Token‑efficiency calibration : During pre‑training, token efficiency was explicitly optimized. On the Artificial Analysis (AA) benchmark, Ling-2.6-flash consumes only 15 M tokens , roughly 1/10 of the tokens used by Nemotron‑3‑Super and similar models, while achieving comparable intelligence scores (Intelligence Index = 26).

Agent‑focused enhancements : Fine‑tuning on high‑demand agent data improves tool‑calling, multi‑step planning, and long‑range execution. The model attains near‑SOTA results on BFCL‑V4, TAU2‑bench, SWE‑bench Verified, Claw‑Eval, and PinchBench, matching or surpassing larger activation‑parameter models.

Benchmark Results

In the AA Output Speed dimension, Ling-2.6-flash records 215 tokens/s , placing it in the top tier for 104 B models. Throughput scales with context length: as both context and generation length increase, the model’s advantage over baseline SOTA models grows, delivering faster first‑token responses and higher sustained decode throughput (up to ~4× improvement in both prefill and decode).

Inference Optimizations

Operator fusion is applied across precision paths:

BF16 path : Deep fusion of QK Norm + RoPE, Group RMSNorm + Sigmoid Gate, and MoE Router GEMM + LM Head GEMM using BF16 input / FP32 output. MLA RoPE and Top‑K kernels are also fused.

FP8 path : RMSNorm and SwiGLU are fused with quantization kernels; a Split‑K blockwise FP8 GEMM is introduced for small batch sizes, unlocking additional throughput.

These optimizations keep the inference graph aligned with the training graph, improving RL rollout consistency.

Practical Demonstrations

Web page generation : Generates high‑quality single‑page prototypes at >200 tokens/s, correctly handling front‑end component libraries.

INT4 quantized version on DGX Spark : Enables Hermes‑style inference on industry‑grade hardware.

Kilo Code styling : Produces visually appealing web layouts directly from textual prompts.

Prompt‑driven workflow execution : Executes multi‑step text tasks with natural‑language flow.

Agent tool‑calling : Extracts character and event graphs from classic literature (e.g., “Dream of the Red Chamber”).

Autonovel long‑form writing : Generates million‑word drafts at >200 tokens/s while maintaining plot consistency.

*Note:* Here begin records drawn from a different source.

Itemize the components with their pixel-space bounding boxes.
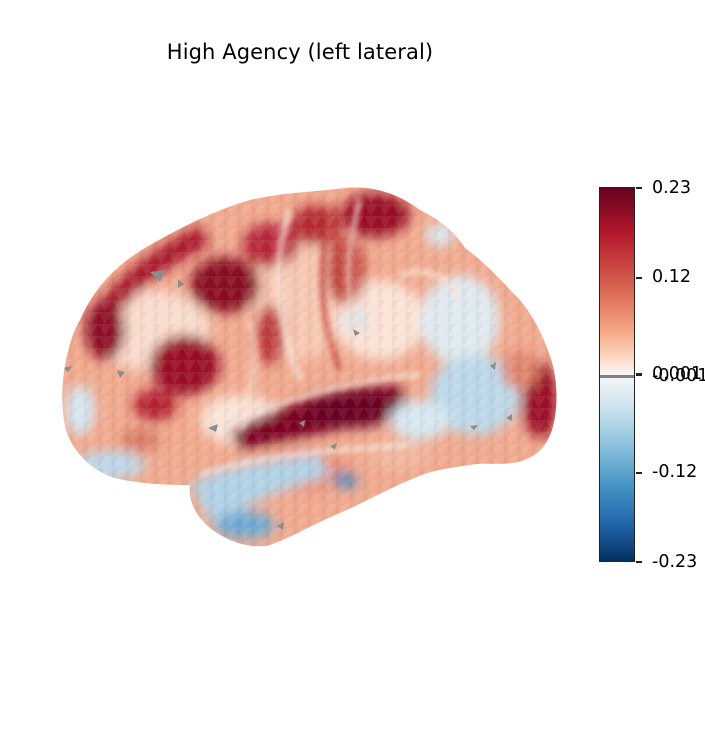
missing-vertex-marks <box>63 270 512 530</box>
colorbar-tick-label: -0.12 <box>652 462 698 482</box>
colorbar-tick <box>636 187 642 189</box>
colorbar-tick <box>636 373 642 376</box>
colorbar-tick-label: 0.23 <box>652 178 691 198</box>
colorbar-tick-label: 0.12 <box>652 267 691 287</box>
brain-surface-plot <box>62 187 557 547</box>
figure-title: High Agency (left lateral) <box>166 40 434 64</box>
brain-hemisphere <box>62 187 557 547</box>
colorbar-tick <box>636 561 642 563</box>
colorbar-tick-label: -0.23 <box>652 552 698 572</box>
colorbar-tick-label: 0.001 <box>652 364 703 384</box>
colorbar-threshold-line <box>600 375 634 378</box>
colorbar-tick <box>636 472 642 474</box>
colorbar-gradient <box>600 188 634 561</box>
colorbar <box>599 187 635 562</box>
colorbar-tick <box>636 277 642 279</box>
colorbar-tick-label: -0.001 <box>652 366 705 386</box>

Task scheduling and requirement gathering : Delivers low‑hallucination, high‑usability answers for real‑world pipelines.

Limitations and Future Work

Extreme agent scenarios can still produce occasional tool hallucinations. Bilingual (Chinese‑English) switching and complex instruction adherence also need improvement. Future iterations will continue to balance token efficiency with output quality, aiming for deeper stability, broader multilingual support, and tighter integration of token‑efficiency and intelligence.